Tehlikedir her yanım kaygılı dizdar gibi.
Boynumu eğdim yiğit sandığım insanlara.
Bir de esir aldılar koskoca hünkâr gibi.
Süsleyerek inleyen kalbimi hançer ile,
Âfete terk ettiler en kötü mîmar gibi.
Çâre değildir harap rûhuma hiçbir şehir.
Yolları mâtemli binlerce sokak dar gibi.
Boş yere sürgün yedim ayrılığın yurduna.
Kimsesizim sanki sâhipsiz anahtar gibi.
Sönmeden arsızca sînemdeki yangınlara,
Savrulurum âdetâ bir deli rüzgâr gibi.
Hâlimi anlar derin uykuya hasret kalan.
Âşık olan herkesin gözleri bîdâr gibi.
Sevmeye lâyık olan yâren ararken bile,
Kalbimi dağlarken aklımda duran yâr gibi.
Ardına özlem duyup, düştüğüm insanların,
Göz göze geldikçe boş bakması inkâr gibi.
Aşka yatırmakla birdenbire sermâyemi,
Ortada kaldım ümit küskünü tüccar gibi.
Tâlihim artık tebessüm bile etmez bana.
Bir de peşimden her an koşması ısrar gibi.
Darmadağın hislerim, derbederim her vakit.
Zihnimi meşgul eden sol yanım esrar gibi.
Şüphelidir düşlerim, ardına hüsran gelir.
Bir gülüşümden kalan belki de efkâr gibi.
Kör bakıyor gözlerim, kalmadı artık neşem.
Kuşkularım bitmiyor aynı karamsar gibi.
Bir kere gün görmeden gitgide isyandayım.
Hisseme düşmüş amansız acılar kâr gibi.
Vurmayı çok istedim kendimi yerden yere.
Kalbi bağışlanmamış yüklü günahkâr gibi.
Söyleyemem gizli kalsın diye çektiklerim.
Sakladığım sırlarım sanki biraz ar gibi.
Sâdece dostum kulak verse de her derdime,
Bir kere söz etmeden susması ikrar gibi.
Bozduğu günlerde sessizliği şaşkın dilim,
Yetti diyor her duyan şahsıma ihtar gibi.
Hüznüme şâhit olan herkesin etrâfına,
Gizlice hakkımda söylenmesi ihbar gibi.
Zehre bulaşmış aşım sofrada bekler beni.
Çiğnediğim lokmalar açtığım iftar gibi.
Zengine hiç yetmiyor onca ipekten kumaş.
Şükrederek giydiğim eski bir astar gibi.
Arkası bitmez kederler başımın üstüne,
Tâ ki ezelden gelen bir kara destar gibi.
Kışlara meydan okurken ağaran saçlarım,
Her gece yastıkların üstü beyaz, kar gibi.
Dinliyorum puslu bir nâğmeyi gündüz gece.
Güftesi benden asırlarca haberdar gibi.
Bahtı nasır bağlamış kendine küskün bu can.

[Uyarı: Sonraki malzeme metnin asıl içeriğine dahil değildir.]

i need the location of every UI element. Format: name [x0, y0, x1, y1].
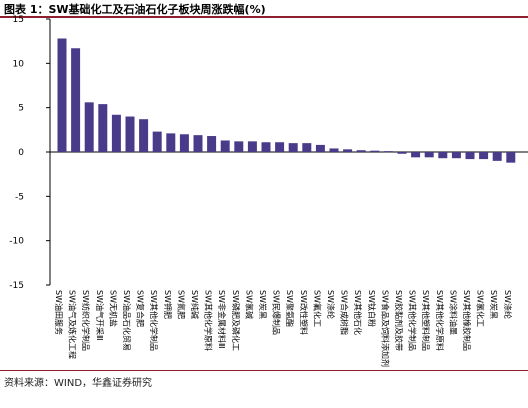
bar [193, 135, 203, 152]
x-category-label: SW油气开采Ⅲ [95, 290, 105, 341]
bar [98, 104, 108, 152]
x-category-label: SW油品石化贸易 [122, 290, 132, 351]
bar [125, 116, 135, 152]
figure-title: 图表 1：SW基础化工及石油石化子板块周涨跌幅(%) [4, 3, 266, 16]
bar [288, 143, 298, 152]
x-category-label: SW炭黑 [489, 290, 498, 319]
x-category-label: SW油田服务 [54, 290, 64, 335]
x-category-label: SW氯碱 [244, 290, 254, 319]
bar [261, 142, 271, 152]
y-tick-label: 10 [13, 59, 25, 69]
bar [356, 150, 366, 152]
bar [370, 150, 380, 152]
bar-series [57, 38, 516, 163]
y-axis: 15 10 5 0 -5 -10 -15 [9, 15, 528, 291]
bar [139, 119, 149, 152]
bar [343, 149, 353, 152]
bar [479, 152, 489, 160]
x-category-label: SW无机盐 [108, 290, 118, 327]
x-category-label: SW胶黏剂及胶带 [394, 290, 404, 351]
x-axis-labels: SW油田服务 SW油气及炼化工程 SW纺织化学制品 SW油气开采Ⅲ SW无机盐 SW油品石… [54, 290, 513, 367]
y-tick-label: 0 [18, 148, 24, 158]
y-tick-label: -15 [9, 281, 24, 291]
bar [275, 142, 285, 152]
bar [424, 152, 434, 158]
source-rule [0, 370, 528, 371]
x-category-label: SW复合肥 [136, 290, 146, 327]
x-category-label: SW其他化学原料 [435, 290, 445, 351]
bar [411, 152, 421, 158]
x-category-label: SW磷肥及磷化工 [231, 290, 241, 351]
bar [329, 148, 339, 152]
bar [451, 152, 461, 159]
bar [71, 48, 81, 153]
x-category-label: SW油气及炼化工程 [68, 290, 78, 359]
x-category-label: SW钛白粉 [367, 290, 377, 327]
x-category-label: SW非金属材料Ⅲ [217, 290, 227, 349]
x-category-label: SW其他塑料制品 [421, 290, 431, 351]
bar [302, 143, 312, 152]
x-category-label: SW涤纶 [503, 290, 513, 319]
x-category-label: SW涂料油墨 [448, 290, 458, 335]
bar [234, 141, 244, 152]
bar [166, 133, 176, 152]
x-category-label: SW改性塑料 [299, 290, 309, 335]
x-category-label: SW食品及饲料添加剂 [380, 290, 390, 367]
x-category-label: SW其他化学制品 [149, 290, 159, 351]
y-tick-label: -10 [9, 237, 24, 247]
x-category-label: SW其他石化 [353, 290, 363, 335]
bar [84, 102, 94, 152]
x-category-label: SW钾肥 [163, 290, 172, 319]
x-category-label: SW氯化工 [476, 290, 486, 327]
source-note: 资料来源：WIND，华鑫证券研究 [4, 378, 153, 389]
x-category-label: SW氮肥 [176, 290, 186, 319]
bar [506, 152, 516, 163]
x-category-label: SW其他橡胶制品 [462, 290, 472, 351]
bar [179, 134, 189, 152]
bar [465, 152, 475, 160]
bar [220, 140, 230, 152]
y-tick-label: 5 [18, 104, 24, 114]
bar [57, 38, 67, 152]
bar [315, 144, 325, 152]
bar [152, 131, 162, 152]
y-tick-label: -5 [15, 192, 24, 202]
bar [111, 114, 121, 152]
bar [247, 141, 257, 152]
x-category-label: SW涤纶 [326, 290, 336, 319]
bar [397, 152, 407, 154]
title-rule [0, 16, 528, 18]
y-tick-label: 15 [13, 15, 24, 25]
x-category-label: SW纯碱 [190, 290, 200, 319]
x-category-label: SW其他化学制品 [408, 290, 418, 351]
bar [207, 136, 217, 152]
x-category-label: SW聚氨酯 [285, 290, 295, 327]
x-category-label: SW民爆制品 [272, 290, 282, 335]
bar [438, 152, 448, 159]
x-category-label: SW氟化工 [312, 290, 322, 327]
x-category-label: SW纺织化学制品 [81, 290, 91, 351]
bar [383, 151, 393, 153]
x-category-label: SW其他化学原料 [204, 290, 214, 351]
x-category-label: SW炭黑 [258, 290, 267, 319]
bar [492, 152, 502, 161]
x-category-label: SW合成树脂 [340, 290, 350, 335]
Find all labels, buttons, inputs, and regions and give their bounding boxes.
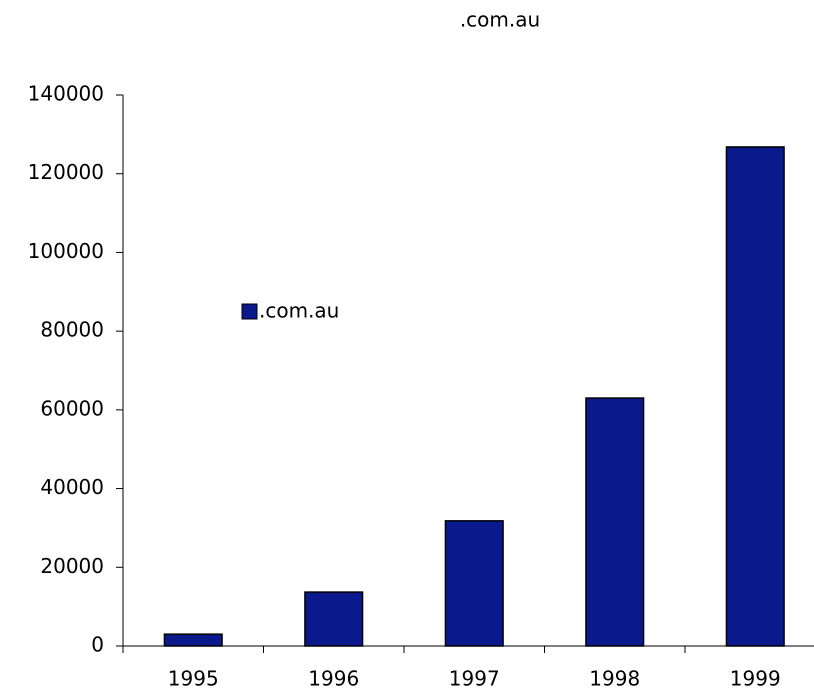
legend-label: .com.au	[259, 299, 339, 323]
y-tick-label: 120000	[28, 160, 104, 184]
chart-title: .com.au	[460, 8, 540, 32]
y-tick-label: 60000	[40, 396, 104, 420]
y-tick-label: 20000	[40, 554, 104, 578]
y-tick-label: 140000	[28, 82, 104, 106]
y-tick-label: 100000	[28, 239, 104, 263]
y-tick-label: 40000	[40, 475, 104, 499]
x-tick-label: 1999	[730, 667, 781, 691]
bar	[304, 591, 364, 647]
x-tick-label: 1998	[589, 667, 640, 691]
bar	[444, 520, 504, 647]
y-tick-label: 80000	[40, 318, 104, 342]
bar	[725, 146, 785, 647]
bar	[163, 633, 223, 647]
x-tick-label: 1995	[168, 667, 219, 691]
legend-swatch	[241, 303, 258, 320]
x-tick-label: 1996	[308, 667, 359, 691]
bar	[585, 397, 645, 647]
x-tick-label: 1997	[449, 667, 500, 691]
y-tick-label: 0	[91, 633, 104, 657]
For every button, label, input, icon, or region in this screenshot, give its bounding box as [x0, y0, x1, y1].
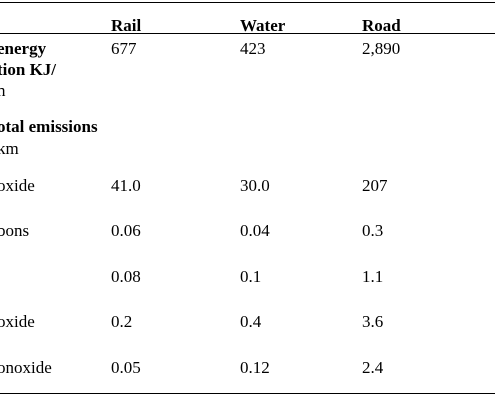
row-2-label: bons	[0, 221, 30, 240]
table-top-rule	[0, 2, 495, 3]
row-3-rail-value: 0.08	[111, 267, 141, 286]
row-5-rail-value: 0.05	[111, 358, 141, 377]
row-3-water-value: 0.1	[240, 267, 262, 286]
header-water: Water	[240, 16, 286, 35]
row-3-road-value: 1.1	[362, 267, 384, 286]
section-heading-line1: otal emissions	[0, 117, 98, 136]
energy-label-line1: energy	[0, 39, 47, 58]
energy-label-line3: n	[0, 81, 6, 100]
row-5-water-value: 0.12	[240, 358, 270, 377]
header-rule	[0, 33, 495, 34]
row-1-water-value: 30.0	[240, 176, 270, 195]
energy-rail-value: 677	[111, 39, 137, 58]
row-4-rail-value: 0.2	[111, 312, 133, 331]
header-road: Road	[362, 16, 401, 35]
row-2-water-value: 0.04	[240, 221, 270, 240]
section-heading-line2: km	[0, 139, 19, 158]
row-5-road-value: 2.4	[362, 358, 384, 377]
energy-road-value: 2,890	[362, 39, 401, 58]
energy-water-value: 423	[240, 39, 266, 58]
row-1-road-value: 207	[362, 176, 388, 195]
row-1-rail-value: 41.0	[111, 176, 141, 195]
table-bottom-rule	[0, 393, 495, 394]
energy-label-line2: tion KJ/	[0, 60, 57, 79]
row-4-road-value: 3.6	[362, 312, 384, 331]
row-1-label: oxide	[0, 176, 35, 195]
row-2-road-value: 0.3	[362, 221, 384, 240]
row-4-label: oxide	[0, 312, 35, 331]
header-rail: Rail	[111, 16, 142, 35]
row-2-rail-value: 0.06	[111, 221, 141, 240]
row-4-water-value: 0.4	[240, 312, 262, 331]
row-5-label: onoxide	[0, 358, 52, 377]
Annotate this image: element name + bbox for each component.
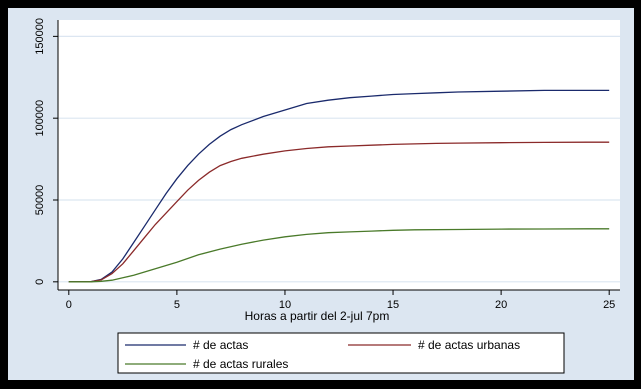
y-tick-label: 150000 — [34, 18, 46, 55]
y-tick-label: 0 — [34, 279, 46, 285]
series-line-0 — [68, 89, 610, 283]
legend-label-0: # de actas — [193, 338, 248, 352]
series-lines — [68, 89, 610, 283]
x-tick-label: 0 — [66, 299, 72, 311]
series-line-1 — [68, 141, 610, 283]
x-tick-label: 10 — [279, 299, 291, 311]
legend-box — [117, 332, 565, 374]
chart-svg: 0 50000 100000 150000 0 5 10 15 20 25 Horas a par… — [34, 18, 620, 374]
gridlines — [58, 35, 620, 283]
x-axis-title: Horas a partir del 2-jul 7pm — [245, 309, 390, 323]
series-line-2 — [68, 228, 610, 283]
x-tick-label: 15 — [387, 299, 399, 311]
y-tick-label: 100000 — [34, 100, 46, 137]
legend-label-1: # de actas urbanas — [418, 338, 520, 352]
x-tick-label: 20 — [495, 299, 507, 311]
plot-area — [58, 20, 620, 290]
x-tick-label: 5 — [174, 299, 180, 311]
legend: # de actas # de actas urbanas # de actas r… — [117, 332, 565, 374]
x-tick-label: 25 — [603, 299, 615, 311]
chart-frame: 0 50000 100000 150000 0 5 10 15 20 25 Horas a par… — [8, 8, 634, 380]
legend-label-2: # de actas rurales — [193, 357, 288, 371]
axes: 0 50000 100000 150000 0 5 10 15 20 25 — [34, 18, 620, 311]
y-tick-label: 50000 — [34, 185, 46, 216]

Aynada her gördüğüm öfkeli dîdar gibi.
Binbir ümit besleyip, arşa bakarken yüzüm,
Dizlerim öksüz, ağır sancılı nâçâr gibi.
Bir kere ömrümde Mevlâm beni güldürmedi.
Oysa bütün canlılar lütfuna mazhar gibi.
Anlatarak yangınım sönmeyecek belli ki.
Faydası yok sözlerin bin kere tekrar gibi.